それを聞いた副長が渋い顔をしている。せっかくの美人が台無しである。
「距離10000!」
交戦距離は刻一刻と近づいている。
「機関増速、最大戦速!」
伝声管に号令が飛ぶ。
伝声管から聞こえる声って独特で、いまだによく聞き取れない。あれでよく指示間違えずに伝わってるなぁと思う。

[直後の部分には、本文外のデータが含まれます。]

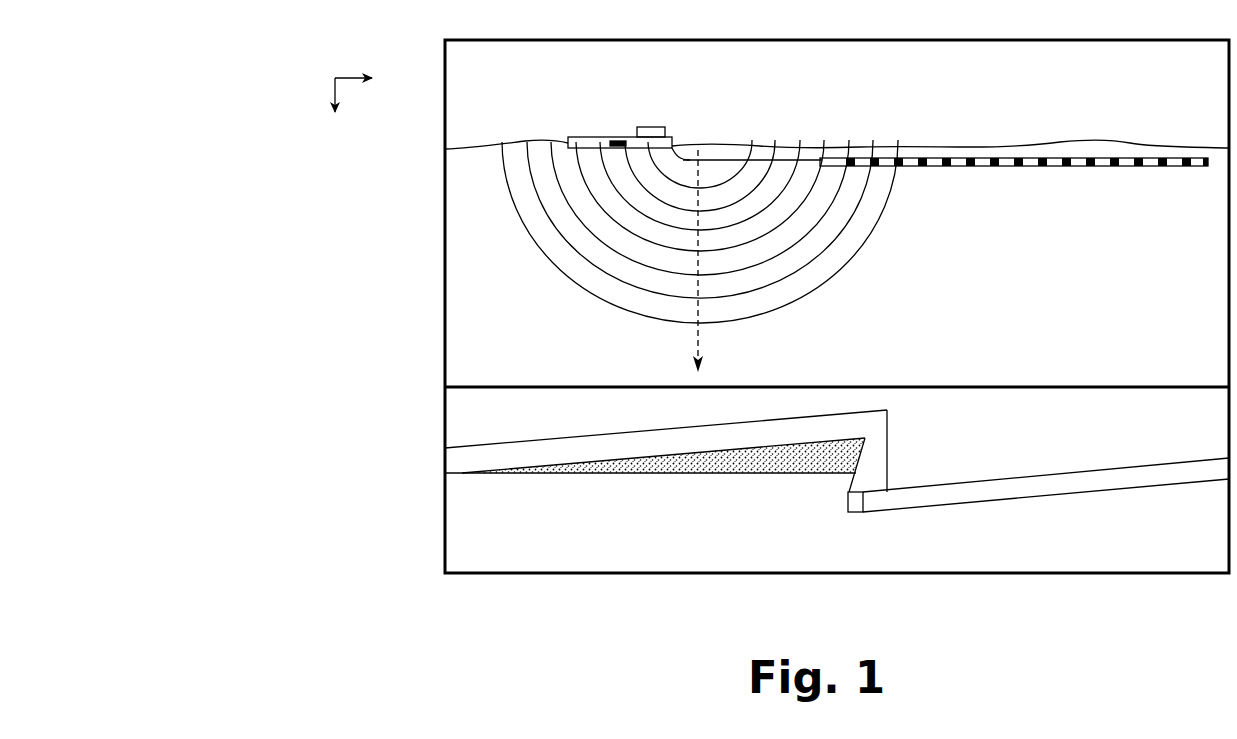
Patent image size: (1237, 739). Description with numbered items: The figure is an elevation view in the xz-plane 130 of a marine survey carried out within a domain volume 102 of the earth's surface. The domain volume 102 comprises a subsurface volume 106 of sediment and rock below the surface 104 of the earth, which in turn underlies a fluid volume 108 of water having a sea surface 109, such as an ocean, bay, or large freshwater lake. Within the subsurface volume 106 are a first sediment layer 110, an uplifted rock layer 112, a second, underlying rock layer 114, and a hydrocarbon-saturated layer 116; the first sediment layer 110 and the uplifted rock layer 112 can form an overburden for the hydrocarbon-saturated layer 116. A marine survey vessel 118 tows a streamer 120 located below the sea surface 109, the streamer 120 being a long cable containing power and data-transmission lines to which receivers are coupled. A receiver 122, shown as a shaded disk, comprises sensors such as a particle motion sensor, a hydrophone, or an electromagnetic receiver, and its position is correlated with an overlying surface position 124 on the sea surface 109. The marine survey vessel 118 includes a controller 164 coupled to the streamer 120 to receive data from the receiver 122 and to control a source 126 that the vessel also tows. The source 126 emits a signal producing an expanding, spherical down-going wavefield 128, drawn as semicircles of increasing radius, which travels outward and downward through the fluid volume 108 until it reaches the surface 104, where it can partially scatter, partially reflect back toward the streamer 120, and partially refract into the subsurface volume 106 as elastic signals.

The domain volume 102 is at (352, 207).
The surface of the earth 104 is at (500, 386).
The subsurface volume 106 is at (464, 405).
The fluid volume 108 is at (464, 293).
The sea surface 109 is at (970, 147).
The first sediment layer 110 is at (1057, 445).
The uplifted rock layer 112 is at (464, 464).
The second, underlying rock layer 114 is at (567, 561).
The hydrocarbon-saturated layer 116 is at (662, 475).
The marine survey vessel 118 is at (588, 136).
The streamer 120 is at (1020, 187).
The receiver 122 is at (1134, 167).
The surface position 124 is at (1135, 143).
The source 126 is at (698, 149).
The down-going wavefield 128 is at (863, 251).
The xz-plane 130 is at (335, 78).
The controller 164 is at (626, 140).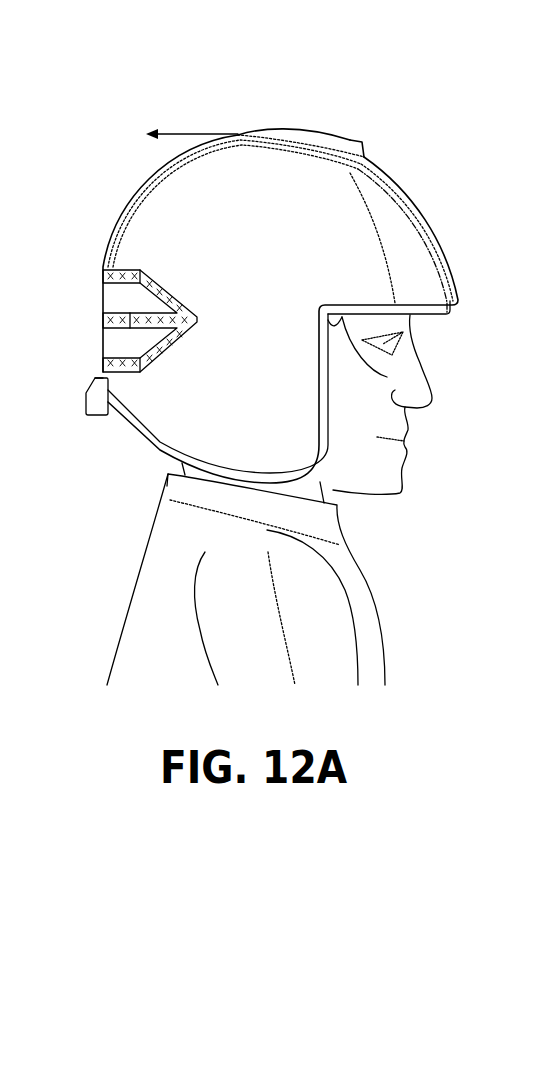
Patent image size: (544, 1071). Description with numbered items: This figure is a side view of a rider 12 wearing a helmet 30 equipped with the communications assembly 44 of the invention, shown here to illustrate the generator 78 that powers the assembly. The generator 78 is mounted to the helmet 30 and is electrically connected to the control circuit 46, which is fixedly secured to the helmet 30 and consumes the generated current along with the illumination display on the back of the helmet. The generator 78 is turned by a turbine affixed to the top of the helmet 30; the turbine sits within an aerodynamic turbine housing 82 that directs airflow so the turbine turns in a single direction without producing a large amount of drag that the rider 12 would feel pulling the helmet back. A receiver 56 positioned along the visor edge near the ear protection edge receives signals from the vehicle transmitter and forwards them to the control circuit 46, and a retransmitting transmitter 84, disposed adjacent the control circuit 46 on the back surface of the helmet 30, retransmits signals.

「水線付近を狙いな!足を遅らせて一気に振り切るよ!」
「距離6500!目標、転舵します!」
お互いに距離を縮めるように動いてきたところで、突然向こうが向きを変えた。
「どっちにいく!」
「反航から同航になります!距離6000!」
「撃ちますか?」
「まだだ、遠い」
「撃っていいんですか!?」
「ダメだつってんだろ!」
どんだけ砲雷長は撃ちたいんだよ。
「近づいたら撃たれるからずっと距離を保つ気だな」
「監視を続けて石炭切れを待つ気ですか」
「まぁ、そうするには近づきすぎたな、奴さん」
艦長が副長ににやりと笑いかける。
「フルセイル!」
突然の号令に甲板が慌ただしくなる。
「機関が最大戦速で運転中なのに、フルセイルは無茶です!」
「なーに、今日は海も凪いでるし、僅かな追い風だ。使わない手はないだろ?一気に距離を詰めて一撃したらそのまま離脱だ」
帆が広げられて、わずかだが増速する。
これ空気抵抗が増えるから副長が言うようにハーフセイルのほうがいいんじゃないかなぁ、とかぼーっと考える。
今のところ伝令の仕事はゼロである。まぁ伝声管で伝えられない指示とか、戦闘で伝声管が破損したときに指示を伝えに走るのが仕事だしね。
「距離4000!」
「主砲、1番、3番、撃て!」
艦長の号令と共に、右舷主砲が轟音を轟かせた。